I make the same mistake every year.
I dread graduation. Not because I’m going to miss the medical students or the end of another year of teaching. It’s nothing so noble. It’s because I anticipate sitting in the hot faculty section while people on stage blather on with the kind of self-congratulatory glee that drives me crazy.
It starts with the seemingly impossible task of finding parking. Then the long walk to the massive auditorium. I enter through the backdoor, wander around backstage, and locate the handwritten note advising me that College of Medicine faculty are to go up the stairs to the non-air-conditioned greenroom. The deans get their own dressing rooms downstairs, where the rooms are cool and there are cookies and bottled spritzers. I know this because last year I did the graduation address and was assigned a large plate of delectables, just in case I was brave enough to risk a diabetic coma before speaking.

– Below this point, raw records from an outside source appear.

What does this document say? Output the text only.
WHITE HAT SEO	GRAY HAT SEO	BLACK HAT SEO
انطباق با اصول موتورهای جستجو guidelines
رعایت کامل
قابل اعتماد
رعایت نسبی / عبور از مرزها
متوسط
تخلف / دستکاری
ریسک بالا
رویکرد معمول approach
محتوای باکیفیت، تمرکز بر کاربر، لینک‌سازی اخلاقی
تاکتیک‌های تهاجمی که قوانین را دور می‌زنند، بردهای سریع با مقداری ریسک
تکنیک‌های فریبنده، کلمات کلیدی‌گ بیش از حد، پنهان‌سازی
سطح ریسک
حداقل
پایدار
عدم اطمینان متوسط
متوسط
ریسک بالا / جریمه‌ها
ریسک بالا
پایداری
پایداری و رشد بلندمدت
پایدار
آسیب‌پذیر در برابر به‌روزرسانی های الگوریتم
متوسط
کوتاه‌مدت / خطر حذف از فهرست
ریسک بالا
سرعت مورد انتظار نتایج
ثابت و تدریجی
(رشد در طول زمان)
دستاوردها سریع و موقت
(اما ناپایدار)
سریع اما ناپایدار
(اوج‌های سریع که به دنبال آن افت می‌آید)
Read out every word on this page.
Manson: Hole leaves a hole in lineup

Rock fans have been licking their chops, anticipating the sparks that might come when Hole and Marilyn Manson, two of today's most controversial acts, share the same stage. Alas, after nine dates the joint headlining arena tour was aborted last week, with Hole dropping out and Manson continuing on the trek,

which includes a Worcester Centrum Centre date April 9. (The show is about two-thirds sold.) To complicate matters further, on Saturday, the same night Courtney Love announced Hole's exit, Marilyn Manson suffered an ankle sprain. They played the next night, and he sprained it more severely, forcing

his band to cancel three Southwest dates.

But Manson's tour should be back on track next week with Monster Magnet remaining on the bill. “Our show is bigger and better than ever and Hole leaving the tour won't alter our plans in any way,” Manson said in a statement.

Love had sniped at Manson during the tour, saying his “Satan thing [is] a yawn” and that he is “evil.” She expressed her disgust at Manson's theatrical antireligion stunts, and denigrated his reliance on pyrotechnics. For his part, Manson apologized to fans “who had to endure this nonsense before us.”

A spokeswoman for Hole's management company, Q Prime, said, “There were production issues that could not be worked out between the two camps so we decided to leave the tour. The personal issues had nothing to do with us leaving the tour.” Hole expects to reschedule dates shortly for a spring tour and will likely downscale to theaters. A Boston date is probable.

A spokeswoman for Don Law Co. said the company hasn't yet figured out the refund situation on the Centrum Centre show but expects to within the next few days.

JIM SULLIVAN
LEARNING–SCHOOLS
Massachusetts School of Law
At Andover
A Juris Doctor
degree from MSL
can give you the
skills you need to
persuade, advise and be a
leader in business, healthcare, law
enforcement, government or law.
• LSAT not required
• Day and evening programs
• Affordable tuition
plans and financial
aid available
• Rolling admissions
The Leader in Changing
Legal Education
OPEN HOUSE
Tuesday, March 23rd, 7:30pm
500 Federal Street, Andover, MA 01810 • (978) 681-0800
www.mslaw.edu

When I arrive upstairs this year, most of my colleagues are already adorned in robes and hoods bright enough to attract mates. I find and put on my gown, my hood, and my floppy hat, which was undoubtedly trendy and the rage at some piazza in ad 1014. Why do I need a hood if I’m already wearing a hat? I say to my nearest colleague, who shrugs. Were ancient scholars so afraid of rain?
Then it’s time. We descend stairs and wind back through the stage and outside. We line up and come down the aisles in front of the families and friends of the graduates and take our seats near the front. In our gowns, it is already hot near the blazing lights.
The place erupts. Flashes pop, as if we are at the Final Four, and then through the haze and roar I watch 120 smiling medical students come down the aisle behind us, frantically waving to families.
We sit through the speeches, time drags, we faculty sweat—and then it’s time for the students to cross the stage. At our medical school, our students select someone to “hood” them, marking the moment when they become physicians in our eyes. Grandmothers, uncles, brothers, wives, husbands, fathers, and mothers come out from behind the curtain, one student at a time, surprised by the brightness of the lights and the sea of faces stretching out to the far walls, and tearfully hood their young doctors.
And sitting there, like every year, I can’t help but think of how these hooders wiped noses and scratched heights in pencil on the walls and checked backpacks and admonished the students to study harder and took on extra jobs, and all at once I’m overwhelmed by the thousands of sacrifices represented here—all so that these kids could walk across the stage and, soon, across our wards—and suddenly I am so glad to be here, so honored to be a small cog in this enormous wheel producing the next generation of physicians. Better physicians. Great physicians.
When it’s over I wipe my eyes and return upstairs. I gently hang my gown and hood inside their plastic for next year, when I’ll likely make the same mistake again, grumbling and moaning the whole way down to the seats beneath the hot lights.